For an organism or ecosystem to thrive, strength and power are not enough. Adaptation and evolution seem to be far more important processes that confer huge advantages on systems, whether living or not.
Adaptation and evolution in the face of unpredictable change, uncertainty, and other sorts of shocks to the system are so important that mankind and its societies ought to be studying how to implement them. However, too often we view evolvability and adaptability of systems as processes to be analyzed, rather than properties to be synthesized and maximized.
What makes a system like the Internet so adaptable and evolvable? That it has adapted and evolved is unquestionable – today's Internet looks entirely different than the Internet we conceived and designed, starting with Taylor and Licklider's paper “The Computer as a Communications Device” in the mid-1960's; yet in a very real sense it is the same system, much evolved.

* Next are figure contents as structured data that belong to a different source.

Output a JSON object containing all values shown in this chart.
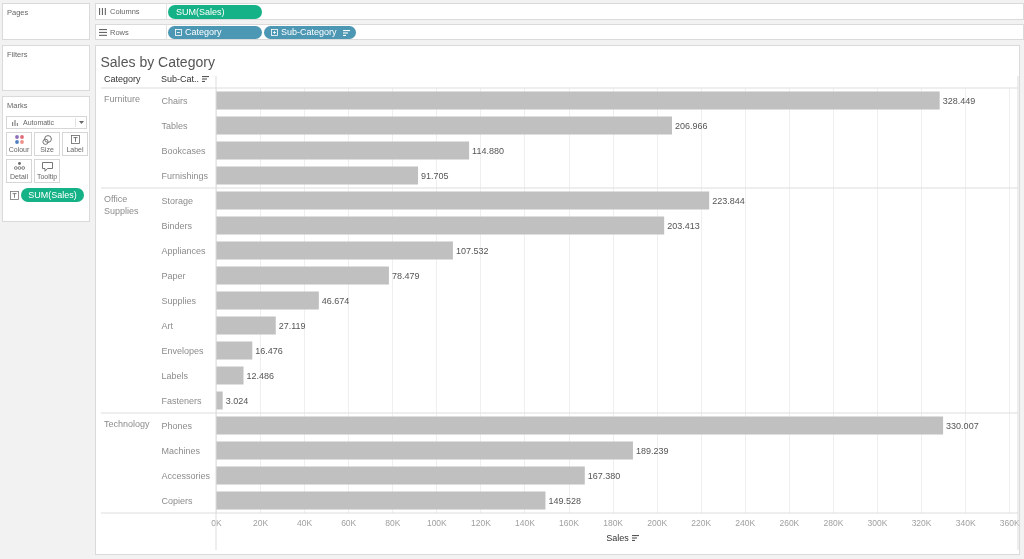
{
  "chart_data": [
    {
      "type": "other",
      "annotations": [
        "Pages",
        "Filters",
        "Marks",
        "Automatic",
        "Colour",
        "Size",
        "Label",
        "Detail",
        "Tooltip",
        "SUM(Sales)",
        "Columns",
        "SUM(Sales)",
        "Rows",
        "Category",
        "Sub-Category"
      ]
    },
    {
      "type": "bar",
      "orientation": "horizontal",
      "title": "Sales by Category",
      "annotations": [
        "Category",
        "Sub-Cat.."
      ],
      "ylabel": "Furniture",
      "categories": [
        "Chairs",
        "Tables",
        "Bookcases",
        "Furnishings"
      ],
      "values": [
        328449,
        206966,
        114880,
        91705
      ],
      "value_labels": [
        "328.449",
        "206.966",
        "114.880",
        "91.705"
      ],
      "color": "#c0c0c0",
      "xlim": [
        0,
        364000
      ],
      "xticks": [
        0,
        20000,
        40000,
        60000,
        80000,
        100000,
        120000,
        140000,
        160000,
        180000,
        200000,
        220000,
        240000,
        260000,
        280000,
        300000,
        320000,
        340000,
        360000
      ],
      "grid": "x",
      "tick_labels": "y"
    },
    {
      "type": "bar",
      "orientation": "horizontal",
      "ylabel": "Office Supplies",
      "categories": [
        "Storage",
        "Binders",
        "Appliances",
        "Paper",
        "Supplies",
        "Art",
        "Envelopes",
        "Labels",
        "Fasteners"
      ],
      "values": [
        223844,
        203413,
        107532,
        78479,
        46674,
        27119,
        16476,
        12486,
        3024
      ],
      "value_labels": [
        "223.844",
        "203.413",
        "107.532",
        "78.479",
        "46.674",
        "27.119",
        "16.476",
        "12.486",
        "3.024"
      ],
      "color": "#c0c0c0",
      "xlim": [
        0,
        364000
      ],
      "xticks": [
        0,
        20000,
        40000,
        60000,
        80000,
        100000,
        120000,
        140000,
        160000,
        180000,
        200000,
        220000,
        240000,
        260000,
        280000,
        300000,
        320000,
        340000,
        360000
      ],
      "grid": "x",
      "tick_labels": "y"
    },
    {
      "type": "bar",
      "orientation": "horizontal",
      "ylabel": "Technology",
      "xlabel": "Sales",
      "categories": [
        "Phones",
        "Machines",
        "Accessories",
        "Copiers"
      ],
      "values": [
        330007,
        189239,
        167380,
        149528
      ],
      "value_labels": [
        "330.007",
        "189.239",
        "167.380",
        "149.528"
      ],
      "color": "#c0c0c0",
      "xlim": [
        0,
        364000
      ],
      "xticks": [
        {
          "value": 0,
          "label": "0K"
        },
        {
          "value": 20000,
          "label": "20K"
        },
        {
          "value": 40000,
          "label": "40K"
        },
        {
          "value": 60000,
          "label": "60K"
        },
        {
          "value": 80000,
          "label": "80K"
        },
        {
          "value": 100000,
          "label": "100K"
        },
        {
          "value": 120000,
          "label": "120K"
        },
        {
          "value": 140000,
          "label": "140K"
        },
        {
          "value": 160000,
          "label": "160K"
        },
        {
          "value": 180000,
          "label": "180K"
        },
        {
          "value": 200000,
          "label": "200K"
        },
        {
          "value": 220000,
          "label": "220K"
        },
        {
          "value": 240000,
          "label": "240K"
        },
        {
          "value": 260000,
          "label": "260K"
        },
        {
          "value": 280000,
          "label": "280K"
        },
        {
          "value": 300000,
          "label": "300K"
        },
        {
          "value": 320000,
          "label": "320K"
        },
        {
          "value": 340000,
          "label": "340K"
        },
        {
          "value": 360000,
          "label": "360K"
        }
      ],
      "grid": "x"
    }
  ]
}
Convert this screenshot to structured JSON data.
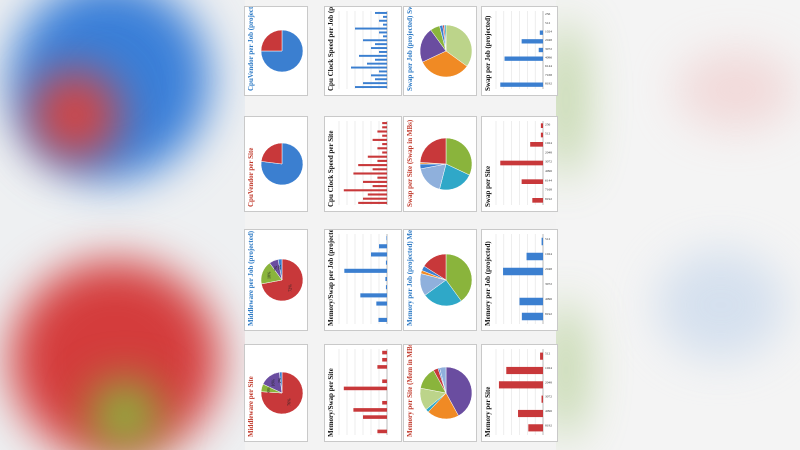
{
  "colors": {
    "blue": "#3b7fd0",
    "red": "#c8383a",
    "green": "#8ab43c",
    "purple": "#6a4da0",
    "orange": "#f08a24",
    "cyan": "#2fa8c8",
    "lightblue": "#8fb0dc",
    "lightgreen": "#bcd48a",
    "job_title": "#2a78c4",
    "site_title": "#c0392b"
  },
  "chart_data": [
    {
      "type": "pie",
      "title": "CpuVendor per Job (projected)",
      "tone": "job",
      "values": [
        75,
        25
      ],
      "colors": [
        "blue",
        "red"
      ]
    },
    {
      "type": "bar",
      "title": "Cpu Clock Speed per Job (projected)",
      "tone": "job",
      "values": [
        3,
        1,
        2,
        1,
        8,
        2,
        1,
        6,
        3,
        4,
        2,
        7,
        3,
        5,
        9,
        2,
        4,
        3,
        6,
        8
      ],
      "xmax": 12
    },
    {
      "type": "pie",
      "title": "Swap per Job (projected) Swap in MBs",
      "tone": "job",
      "values": [
        35,
        33,
        22,
        6,
        2,
        1,
        1
      ],
      "colors": [
        "lightgreen",
        "orange",
        "purple",
        "green",
        "blue",
        "red",
        "cyan"
      ]
    },
    {
      "type": "bar",
      "title": "Swap per Job (projected)",
      "tone": "job",
      "categories": [
        "256",
        "512",
        "1024",
        "2048",
        "3072",
        "4096",
        "6144",
        "7168",
        "8192"
      ],
      "values": [
        0,
        0,
        150,
        1000,
        200,
        1800,
        0,
        0,
        2000
      ],
      "xmax": 2200
    },
    {
      "type": "pie",
      "title": "CpuVendor per Site",
      "tone": "site",
      "values": [
        77,
        23
      ],
      "colors": [
        "blue",
        "red"
      ]
    },
    {
      "type": "bar",
      "title": "Cpu Clock Speed per Site",
      "tone": "site",
      "values": [
        1,
        1,
        2,
        1,
        3,
        1,
        2,
        1,
        4,
        2,
        6,
        3,
        7,
        2,
        5,
        3,
        9,
        4,
        5,
        6
      ],
      "xmax": 10
    },
    {
      "type": "pie",
      "title": "Swap per Site (Swap in MBs)",
      "tone": "site",
      "values": [
        32,
        22,
        18,
        3,
        1,
        24
      ],
      "colors": [
        "green",
        "cyan",
        "lightblue",
        "blue",
        "orange",
        "red"
      ]
    },
    {
      "type": "bar",
      "title": "Swap per Site",
      "tone": "site",
      "categories": [
        "256",
        "512",
        "1024",
        "2048",
        "3072",
        "4096",
        "6144",
        "7168",
        "8192"
      ],
      "values": [
        1,
        1,
        6,
        0,
        20,
        0,
        10,
        0,
        5
      ],
      "xmax": 22
    },
    {
      "type": "pie",
      "title": "Middleware per Job (projected)",
      "tone": "job",
      "values": [
        72,
        18,
        7,
        3
      ],
      "labels": [
        "72%",
        "18%",
        "7%",
        "3%"
      ],
      "colors": [
        "red",
        "green",
        "purple",
        "blue"
      ]
    },
    {
      "type": "bar",
      "title": "Memory/Swap per Job (projected)",
      "tone": "job",
      "values": [
        100,
        1500,
        3000,
        200,
        8000,
        300,
        200,
        5000,
        2000,
        0,
        1600
      ],
      "xmax": 9000
    },
    {
      "type": "pie",
      "title": "Memory per Job (projected) Mem in MBs",
      "tone": "job",
      "values": [
        40,
        25,
        14,
        2,
        3,
        16
      ],
      "colors": [
        "green",
        "cyan",
        "lightblue",
        "orange",
        "blue",
        "red"
      ]
    },
    {
      "type": "bar",
      "title": "Memory per Job (projected)",
      "tone": "job",
      "categories": [
        "512",
        "1024",
        "2048",
        "3072",
        "4096",
        "8192"
      ],
      "values": [
        300,
        3500,
        8500,
        0,
        5000,
        4500
      ],
      "xmax": 10000
    },
    {
      "type": "pie",
      "title": "Middleware per Site",
      "tone": "site",
      "values": [
        76,
        6,
        16,
        2
      ],
      "labels": [
        "76%",
        "6%",
        "16%",
        "2%"
      ],
      "colors": [
        "red",
        "green",
        "purple",
        "blue"
      ]
    },
    {
      "type": "bar",
      "title": "Memory/Swap per Site",
      "tone": "site",
      "values": [
        1,
        1,
        2,
        0,
        1,
        9,
        0,
        1,
        7,
        5,
        0,
        2
      ],
      "xmax": 10
    },
    {
      "type": "pie",
      "title": "Memory per Site (Mem in MBs)",
      "tone": "site",
      "values": [
        42,
        20,
        2,
        14,
        14,
        3,
        1,
        4
      ],
      "colors": [
        "purple",
        "orange",
        "cyan",
        "lightgreen",
        "green",
        "red",
        "blue",
        "lightblue"
      ]
    },
    {
      "type": "bar",
      "title": "Memory per Site",
      "tone": "site",
      "categories": [
        "512",
        "1024",
        "2048",
        "3072",
        "4096",
        "8192"
      ],
      "values": [
        2,
        25,
        30,
        1,
        17,
        10
      ],
      "xmax": 32
    }
  ]
}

A primary reason is that at every point in its evolution, power was pushed to the edges. Rather than a centralized control hierarchy, the Internet is a voluntary assembly of parts. Some of the parts evolve using markets to allocate resources, other parts adapt using culture and social connections to direct attention to changed conditions and coordinating ad hoc or persistent responses. It has evolved sophisticated signaling and sensing mechanisms that are dispersed among its parts.

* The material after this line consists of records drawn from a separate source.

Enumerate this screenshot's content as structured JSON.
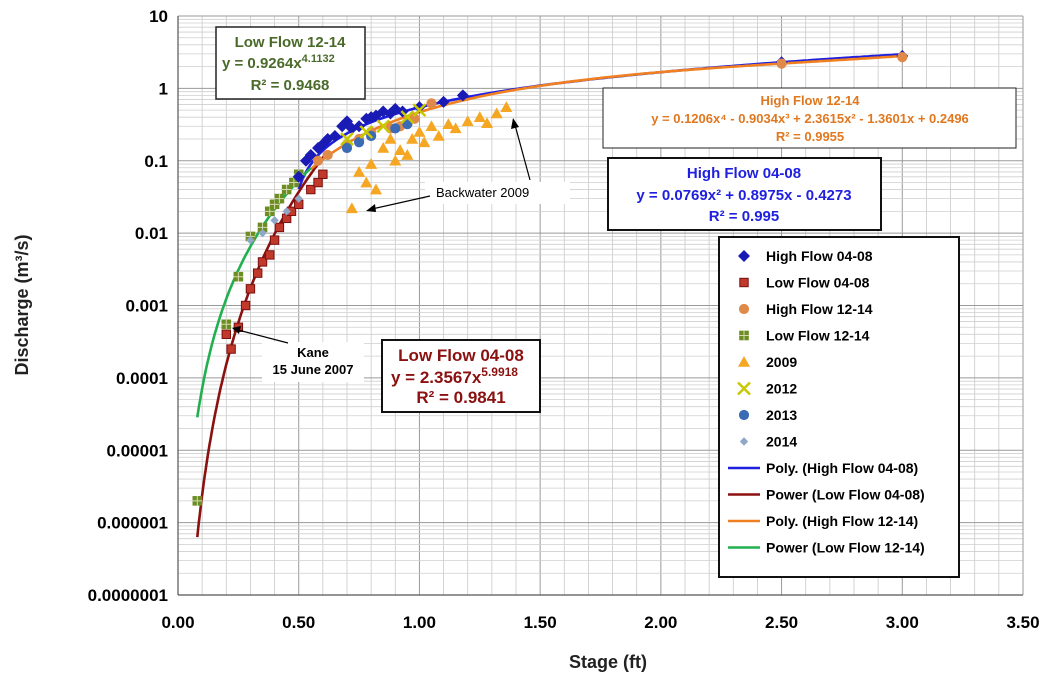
{
  "chart_data": {
    "type": "scatter",
    "xlabel": "Stage (ft)",
    "ylabel": "Discharge (m³/s)",
    "xlim": [
      0,
      3.5
    ],
    "ylim_log10": [
      -7,
      1
    ],
    "y_scale": "log",
    "grid": true,
    "x_ticks": [
      "0.00",
      "0.50",
      "1.00",
      "1.50",
      "2.00",
      "2.50",
      "3.00",
      "3.50"
    ],
    "y_ticks": [
      "10",
      "1",
      "0.1",
      "0.01",
      "0.001",
      "0.0001",
      "0.00001",
      "0.000001",
      "0.0000001"
    ],
    "legend_placement": "right",
    "legend": [
      {
        "label": "High Flow 04-08",
        "marker": "diamond",
        "color": "#1a1ab5"
      },
      {
        "label": "Low Flow 04-08",
        "marker": "square",
        "color": "#c0392b"
      },
      {
        "label": "High Flow 12-14",
        "marker": "circle",
        "color": "#e08a4a"
      },
      {
        "label": "Low Flow 12-14",
        "marker": "square-cross",
        "color": "#6b8e23"
      },
      {
        "label": "2009",
        "marker": "triangle",
        "color": "#f5a623"
      },
      {
        "label": "2012",
        "marker": "x",
        "color": "#c8c800"
      },
      {
        "label": "2013",
        "marker": "circle",
        "color": "#3b6bb5"
      },
      {
        "label": "2014",
        "marker": "diamond-small",
        "color": "#8fa8c8"
      },
      {
        "label": "Poly. (High Flow 04-08)",
        "marker": "line",
        "color": "#1f1fe0"
      },
      {
        "label": "Power (Low Flow 04-08)",
        "marker": "line",
        "color": "#8b1010"
      },
      {
        "label": "Poly. (High Flow 12-14)",
        "marker": "line",
        "color": "#f08020"
      },
      {
        "label": "Power (Low Flow 12-14)",
        "marker": "line",
        "color": "#20b050"
      }
    ],
    "series": [
      {
        "name": "High Flow 04-08",
        "points": [
          [
            0.5,
            0.06
          ],
          [
            0.53,
            0.1
          ],
          [
            0.55,
            0.12
          ],
          [
            0.58,
            0.15
          ],
          [
            0.6,
            0.17
          ],
          [
            0.62,
            0.2
          ],
          [
            0.65,
            0.22
          ],
          [
            0.68,
            0.3
          ],
          [
            0.7,
            0.35
          ],
          [
            0.72,
            0.28
          ],
          [
            0.75,
            0.3
          ],
          [
            0.78,
            0.38
          ],
          [
            0.8,
            0.4
          ],
          [
            0.82,
            0.42
          ],
          [
            0.85,
            0.48
          ],
          [
            0.88,
            0.45
          ],
          [
            0.9,
            0.52
          ],
          [
            0.93,
            0.48
          ],
          [
            1.0,
            0.55
          ],
          [
            1.1,
            0.65
          ],
          [
            1.18,
            0.8
          ],
          [
            2.5,
            2.3
          ],
          [
            3.0,
            2.8
          ]
        ]
      },
      {
        "name": "Low Flow 04-08",
        "points": [
          [
            0.2,
            0.0004
          ],
          [
            0.22,
            0.00025
          ],
          [
            0.25,
            0.0005
          ],
          [
            0.28,
            0.001
          ],
          [
            0.3,
            0.0017
          ],
          [
            0.33,
            0.0028
          ],
          [
            0.35,
            0.004
          ],
          [
            0.38,
            0.005
          ],
          [
            0.4,
            0.008
          ],
          [
            0.42,
            0.012
          ],
          [
            0.45,
            0.016
          ],
          [
            0.47,
            0.02
          ],
          [
            0.5,
            0.025
          ],
          [
            0.55,
            0.04
          ],
          [
            0.58,
            0.05
          ],
          [
            0.6,
            0.065
          ]
        ]
      },
      {
        "name": "High Flow 12-14",
        "points": [
          [
            0.58,
            0.1
          ],
          [
            0.62,
            0.12
          ],
          [
            0.7,
            0.17
          ],
          [
            0.75,
            0.2
          ],
          [
            0.8,
            0.25
          ],
          [
            0.88,
            0.28
          ],
          [
            0.92,
            0.3
          ],
          [
            0.98,
            0.38
          ],
          [
            1.05,
            0.62
          ],
          [
            2.5,
            2.2
          ],
          [
            3.0,
            2.7
          ]
        ]
      },
      {
        "name": "Low Flow 12-14",
        "points": [
          [
            0.08,
            2e-06
          ],
          [
            0.2,
            0.00055
          ],
          [
            0.25,
            0.0025
          ],
          [
            0.3,
            0.009
          ],
          [
            0.35,
            0.012
          ],
          [
            0.38,
            0.02
          ],
          [
            0.4,
            0.025
          ],
          [
            0.42,
            0.03
          ],
          [
            0.45,
            0.04
          ],
          [
            0.48,
            0.05
          ],
          [
            0.5,
            0.065
          ]
        ]
      },
      {
        "name": "2009",
        "points": [
          [
            0.72,
            0.022
          ],
          [
            0.75,
            0.07
          ],
          [
            0.78,
            0.05
          ],
          [
            0.8,
            0.09
          ],
          [
            0.82,
            0.04
          ],
          [
            0.85,
            0.15
          ],
          [
            0.88,
            0.2
          ],
          [
            0.9,
            0.1
          ],
          [
            0.92,
            0.14
          ],
          [
            0.95,
            0.12
          ],
          [
            0.97,
            0.2
          ],
          [
            1.0,
            0.25
          ],
          [
            1.02,
            0.18
          ],
          [
            1.05,
            0.3
          ],
          [
            1.08,
            0.22
          ],
          [
            1.12,
            0.32
          ],
          [
            1.15,
            0.28
          ],
          [
            1.2,
            0.35
          ],
          [
            1.25,
            0.4
          ],
          [
            1.28,
            0.33
          ],
          [
            1.32,
            0.45
          ],
          [
            1.36,
            0.55
          ]
        ]
      },
      {
        "name": "2012",
        "points": [
          [
            0.7,
            0.2
          ],
          [
            0.78,
            0.25
          ],
          [
            0.85,
            0.3
          ],
          [
            0.95,
            0.4
          ],
          [
            1.0,
            0.5
          ]
        ]
      },
      {
        "name": "2013",
        "points": [
          [
            0.7,
            0.15
          ],
          [
            0.75,
            0.18
          ],
          [
            0.8,
            0.22
          ],
          [
            0.9,
            0.28
          ],
          [
            0.95,
            0.32
          ]
        ]
      },
      {
        "name": "2014",
        "points": [
          [
            0.3,
            0.008
          ],
          [
            0.35,
            0.01
          ],
          [
            0.4,
            0.015
          ],
          [
            0.45,
            0.02
          ],
          [
            0.5,
            0.03
          ]
        ]
      }
    ],
    "trendlines": [
      {
        "name": "Poly. (High Flow 04-08)",
        "kind": "poly",
        "coeffs": [
          -0.4273,
          0.8975,
          0.0769
        ],
        "x_range": [
          0.5,
          3.0
        ]
      },
      {
        "name": "Power (Low Flow 04-08)",
        "kind": "power",
        "a": 2.3567,
        "b": 5.9918,
        "x_range": [
          0.08,
          0.62
        ]
      },
      {
        "name": "Poly. (High Flow 12-14)",
        "kind": "poly",
        "coeffs": [
          0.2496,
          -1.3601,
          2.3615,
          -0.9034,
          0.1206
        ],
        "x_range": [
          0.55,
          3.0
        ]
      },
      {
        "name": "Power (Low Flow 12-14)",
        "kind": "power",
        "a": 0.9264,
        "b": 4.1132,
        "x_range": [
          0.08,
          0.55
        ]
      }
    ],
    "annotations": {
      "low_flow_12_14": {
        "title": "Low Flow 12-14",
        "equation_base": "y = 0.9264x",
        "equation_exp": "4.1132",
        "r2": "R² = 0.9468",
        "color": "#4a6a2a"
      },
      "high_flow_12_14": {
        "title": "High Flow 12-14",
        "equation": "y = 0.1206x⁴ - 0.9034x³ + 2.3615x² - 1.3601x + 0.2496",
        "r2": "R² = 0.9955",
        "color": "#e07820"
      },
      "high_flow_04_08": {
        "title": "High Flow 04-08",
        "equation": "y = 0.0769x² + 0.8975x - 0.4273",
        "r2": "R² = 0.995",
        "color": "#1f1fe0"
      },
      "low_flow_04_08": {
        "title": "Low Flow 04-08",
        "equation_base": "y = 2.3567x",
        "equation_exp": "5.9918",
        "r2": "R² = 0.9841",
        "color": "#8b1010"
      },
      "backwater": {
        "label": "Backwater 2009"
      },
      "kane": {
        "line1": "Kane",
        "line2": "15 June 2007"
      }
    }
  }
}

Mammals thrive as individuals because of their immune system. The power in the immune system is inherently decentralized. As we continue to study the immune response at all scales, we see evolution and adaptation processes at all scales, but what is constant is that the power to respond is organized at the edges, with little or no center, and certainly no central control mechanism gives them their resilience.
Similarly, we wonder at the adaptability of a rather simple organism - the slime mold Dictyostelium discoideum – that thrives, depending on its environment, as a collection of single amoeba-like cells, a multi-celled mobile slug, and a plant-like stalk that disperses spores on the wind. Our bias towards seeing power as a centralized phenomenon led scientists to believe that certain mold cells must be the “leaders” coordinating these actions, until Evelyn Fox Keller demonstrated that any cells can begin the processes that lead to transformation of shape and function, depending on conditions.
Again we see that “power at the edges” promotes surprising adaptability and evolvability, conferring a resilience upon the system.
What's wrong with centralized power, though? It's certainly easier to comprehend the workings of a society or a system by studying a central controller, ignoring the vast web of parts that it controls. But we make a mistake by confusing comprehension with effectiveness. The problem with centralized power is that it weakens the system, as a bottleneck and an easy target.
Thrivability requires understanding how to decentralize power in systems, a process that need not diminish power – when coordination and power move to the edge, they are amplified.